Russia stretches over 53% of the Arctic Ocean coastline, accommodating nearly half of the population living in the Arctic worldwide.
Even though Russia is confronted by seven Arctic nations in the region, it still maintains strong positions and full control over its Arctic territories, according to international observers. Samu Paukkunen, deputy director of the Finnish Institute of International Affairs, believes that the Western military is behind Russia in the Arctic by about ten years in terms of defense and readiness. Lipunov agrees with this assessment.
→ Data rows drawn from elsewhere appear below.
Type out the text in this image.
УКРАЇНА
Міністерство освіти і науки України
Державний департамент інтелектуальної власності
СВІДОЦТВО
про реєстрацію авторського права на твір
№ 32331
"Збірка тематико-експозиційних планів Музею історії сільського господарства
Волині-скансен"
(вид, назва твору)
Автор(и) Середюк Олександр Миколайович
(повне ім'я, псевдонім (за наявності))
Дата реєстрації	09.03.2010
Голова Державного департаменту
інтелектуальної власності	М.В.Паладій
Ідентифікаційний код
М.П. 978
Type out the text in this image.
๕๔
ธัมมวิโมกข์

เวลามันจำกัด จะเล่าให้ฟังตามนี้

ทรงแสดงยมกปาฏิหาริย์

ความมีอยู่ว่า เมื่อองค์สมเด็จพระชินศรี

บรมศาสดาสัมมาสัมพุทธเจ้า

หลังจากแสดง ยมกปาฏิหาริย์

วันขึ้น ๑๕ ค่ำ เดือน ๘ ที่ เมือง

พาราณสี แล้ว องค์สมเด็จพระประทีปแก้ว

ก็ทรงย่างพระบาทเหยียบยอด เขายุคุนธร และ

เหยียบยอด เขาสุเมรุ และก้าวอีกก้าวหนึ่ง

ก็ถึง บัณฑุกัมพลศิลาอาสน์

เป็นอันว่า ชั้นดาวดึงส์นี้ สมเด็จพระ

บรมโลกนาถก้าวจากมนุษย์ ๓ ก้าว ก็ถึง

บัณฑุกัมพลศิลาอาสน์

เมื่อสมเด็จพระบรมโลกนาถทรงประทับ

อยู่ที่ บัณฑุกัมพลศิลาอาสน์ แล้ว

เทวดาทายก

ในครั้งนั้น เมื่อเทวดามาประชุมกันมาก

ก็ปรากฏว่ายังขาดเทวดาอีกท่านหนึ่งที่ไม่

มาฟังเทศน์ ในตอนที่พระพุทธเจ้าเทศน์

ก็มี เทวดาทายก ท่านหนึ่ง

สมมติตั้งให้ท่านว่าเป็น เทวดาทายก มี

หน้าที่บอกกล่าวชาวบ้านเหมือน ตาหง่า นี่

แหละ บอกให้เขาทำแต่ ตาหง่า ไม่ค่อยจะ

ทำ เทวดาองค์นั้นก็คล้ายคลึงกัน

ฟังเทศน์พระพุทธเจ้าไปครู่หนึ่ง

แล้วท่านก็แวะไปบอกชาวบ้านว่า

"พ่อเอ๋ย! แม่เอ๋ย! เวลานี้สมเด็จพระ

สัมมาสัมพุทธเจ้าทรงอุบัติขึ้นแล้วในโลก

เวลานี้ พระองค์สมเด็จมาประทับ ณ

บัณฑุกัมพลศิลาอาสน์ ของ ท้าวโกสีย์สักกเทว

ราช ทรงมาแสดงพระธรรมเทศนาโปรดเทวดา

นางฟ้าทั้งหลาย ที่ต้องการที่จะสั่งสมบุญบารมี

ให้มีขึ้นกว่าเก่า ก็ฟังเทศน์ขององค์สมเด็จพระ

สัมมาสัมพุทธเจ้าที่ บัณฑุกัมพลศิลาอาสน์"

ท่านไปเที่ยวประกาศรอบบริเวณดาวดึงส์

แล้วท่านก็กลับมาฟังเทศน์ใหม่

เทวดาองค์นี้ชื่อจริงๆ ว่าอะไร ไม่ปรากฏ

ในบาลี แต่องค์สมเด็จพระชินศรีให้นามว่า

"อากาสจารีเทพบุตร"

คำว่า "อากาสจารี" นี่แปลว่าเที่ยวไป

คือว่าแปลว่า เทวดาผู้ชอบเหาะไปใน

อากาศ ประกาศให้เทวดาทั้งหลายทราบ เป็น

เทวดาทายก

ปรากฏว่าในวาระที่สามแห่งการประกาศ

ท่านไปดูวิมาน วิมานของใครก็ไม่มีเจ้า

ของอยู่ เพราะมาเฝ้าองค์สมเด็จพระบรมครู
"Russia is the largest and oldest Arctic power," the expert said. "Since Soviet times, Moscow has been actively strengthening its military presence and defense in the High North, and in recent years there has been an active modernization of the armed forces stationed in the Russian Arctic zone. Thanks to this, Russia has become a leader in this area. Western states are striving to catch up and have been actively increasing their presence in the high North, increasing defense spending and developing special military technologies. The entry of Finland and the prospective entry of Sweden into NATO will help to narrow this gap at the expense of their highly developed technology sectors. A valuable asset for NATO will be Finnish and Swedish technology in the field of communications, armaments and the construction of icebreakers."
For its part, Russia has been partnering with China in order to maintain regional peace and stability in the Arctic. Both countries have repeatedly stressed that their cooperation is not aimed at any third-party nations.
Meanwhile, Beijing's white paper "China's Arctic Policy" advocates for the peaceful use of the Arctic. In April 2023, Moscow and Beijing signed a memorandum of understanding on strengthening maritime law enforcement cooperation in the Russian northern city of Murmansk, as per the Chinese press.